What should be reviewed?  Public agency staff should be trained in the complexities of federal prevailing wages and what should be monitored.  Here's a quick list of some of the things that should be reviewed as part of the process of monitoring payment of prevailing wages.
  • Frequency:  Are you collecting payroll reports weekly from the contractor and all subcontractors?
  • Subcontractors:  Do you have a system for determining what subcontractors are working on site?
  • Reviewing payrolls:  Are you reviewing the certified payroll reports on a weekly basis to ensure that prevailing wages are being paid to the workers?  As part of your review, are you evaluating the following: a) whether the classifications reported are appropriate, b) the hourly wage rate is at least the prevailing wage rate, c) the proper overtime rates are being paid, d) apprentices are registered apprentices who may be paid less than the journey-level wage, e) the payroll report is signed by an authorized individual?

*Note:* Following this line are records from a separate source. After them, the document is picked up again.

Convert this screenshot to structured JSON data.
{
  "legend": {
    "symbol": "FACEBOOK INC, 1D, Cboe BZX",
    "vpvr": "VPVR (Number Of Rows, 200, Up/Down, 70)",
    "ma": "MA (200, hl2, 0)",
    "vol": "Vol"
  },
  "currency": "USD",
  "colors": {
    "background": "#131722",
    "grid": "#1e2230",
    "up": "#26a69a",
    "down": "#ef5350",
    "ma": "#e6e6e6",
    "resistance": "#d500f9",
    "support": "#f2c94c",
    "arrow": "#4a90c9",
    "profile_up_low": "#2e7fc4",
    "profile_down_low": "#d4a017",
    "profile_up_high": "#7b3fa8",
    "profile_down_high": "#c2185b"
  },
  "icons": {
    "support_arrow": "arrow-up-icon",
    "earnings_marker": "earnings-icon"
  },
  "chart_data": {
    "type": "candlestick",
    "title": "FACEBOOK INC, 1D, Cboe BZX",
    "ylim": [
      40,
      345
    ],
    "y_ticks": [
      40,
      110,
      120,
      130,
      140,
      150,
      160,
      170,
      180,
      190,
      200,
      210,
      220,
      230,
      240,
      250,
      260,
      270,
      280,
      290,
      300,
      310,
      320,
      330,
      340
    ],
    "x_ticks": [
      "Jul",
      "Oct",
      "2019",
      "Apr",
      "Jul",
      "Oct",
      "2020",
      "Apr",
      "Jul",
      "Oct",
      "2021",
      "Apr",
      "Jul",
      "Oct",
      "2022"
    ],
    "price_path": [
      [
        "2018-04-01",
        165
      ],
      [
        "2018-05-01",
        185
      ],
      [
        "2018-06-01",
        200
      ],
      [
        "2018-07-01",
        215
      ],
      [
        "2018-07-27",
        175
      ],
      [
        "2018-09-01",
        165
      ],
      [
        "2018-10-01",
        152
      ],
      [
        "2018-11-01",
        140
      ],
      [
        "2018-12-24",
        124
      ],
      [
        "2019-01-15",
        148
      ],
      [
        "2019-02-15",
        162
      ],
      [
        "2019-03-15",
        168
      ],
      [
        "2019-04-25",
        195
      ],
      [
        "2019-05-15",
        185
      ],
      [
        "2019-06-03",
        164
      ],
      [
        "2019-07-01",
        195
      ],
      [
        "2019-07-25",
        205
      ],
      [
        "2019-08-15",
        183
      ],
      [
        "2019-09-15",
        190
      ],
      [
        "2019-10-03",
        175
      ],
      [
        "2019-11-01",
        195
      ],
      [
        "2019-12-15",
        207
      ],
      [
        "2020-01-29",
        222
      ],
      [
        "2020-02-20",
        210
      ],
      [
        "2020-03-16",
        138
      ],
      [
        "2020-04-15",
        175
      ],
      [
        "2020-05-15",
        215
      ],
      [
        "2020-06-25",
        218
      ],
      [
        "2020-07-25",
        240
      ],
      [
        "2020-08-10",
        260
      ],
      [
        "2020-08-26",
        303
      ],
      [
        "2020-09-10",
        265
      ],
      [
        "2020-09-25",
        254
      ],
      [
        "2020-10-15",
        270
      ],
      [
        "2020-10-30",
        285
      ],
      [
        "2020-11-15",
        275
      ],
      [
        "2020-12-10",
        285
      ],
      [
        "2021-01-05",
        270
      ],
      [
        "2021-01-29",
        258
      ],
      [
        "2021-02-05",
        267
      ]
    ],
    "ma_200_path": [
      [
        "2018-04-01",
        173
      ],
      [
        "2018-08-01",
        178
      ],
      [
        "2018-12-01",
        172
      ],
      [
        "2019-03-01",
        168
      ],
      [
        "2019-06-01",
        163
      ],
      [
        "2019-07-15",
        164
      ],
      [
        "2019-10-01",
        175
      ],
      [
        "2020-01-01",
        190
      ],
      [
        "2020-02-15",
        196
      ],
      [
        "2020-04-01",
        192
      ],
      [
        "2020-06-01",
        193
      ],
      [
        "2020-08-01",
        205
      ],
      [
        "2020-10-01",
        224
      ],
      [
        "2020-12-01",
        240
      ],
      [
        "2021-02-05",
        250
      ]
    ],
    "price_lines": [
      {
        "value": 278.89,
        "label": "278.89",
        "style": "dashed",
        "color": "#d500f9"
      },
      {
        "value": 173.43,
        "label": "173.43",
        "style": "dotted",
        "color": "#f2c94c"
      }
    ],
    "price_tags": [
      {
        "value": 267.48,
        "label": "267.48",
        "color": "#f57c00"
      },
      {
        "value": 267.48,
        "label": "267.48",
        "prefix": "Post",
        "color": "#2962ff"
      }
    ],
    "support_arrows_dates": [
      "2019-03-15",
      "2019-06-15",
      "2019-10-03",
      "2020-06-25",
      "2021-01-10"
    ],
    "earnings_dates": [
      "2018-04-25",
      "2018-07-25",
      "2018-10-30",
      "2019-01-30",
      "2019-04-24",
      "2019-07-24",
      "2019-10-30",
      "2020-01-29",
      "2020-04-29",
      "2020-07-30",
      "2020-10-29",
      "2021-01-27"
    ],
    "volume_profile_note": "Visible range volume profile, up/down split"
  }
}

  • Documenting your review:  Are you documenting your review of the payrolls by marking the payroll reports?
  • Weekly pay:  Are you monitoring to ensure that the contractor and their subcontractors paying their workers on a weekly basis?  This is required by the federal Davis-Bacon Act.
  • Worker interviews:  Are you interviewing a representative sample of workers on-site, asking them questions about what work they are performing and how much they are being paid?  Are you correlating this information with what is reported on weekly payroll reports?
  • Invoices:  Do you have a process that ties in your approval of a contractor's monthly pay application and invoice with your review and approval of the weekly payroll reports?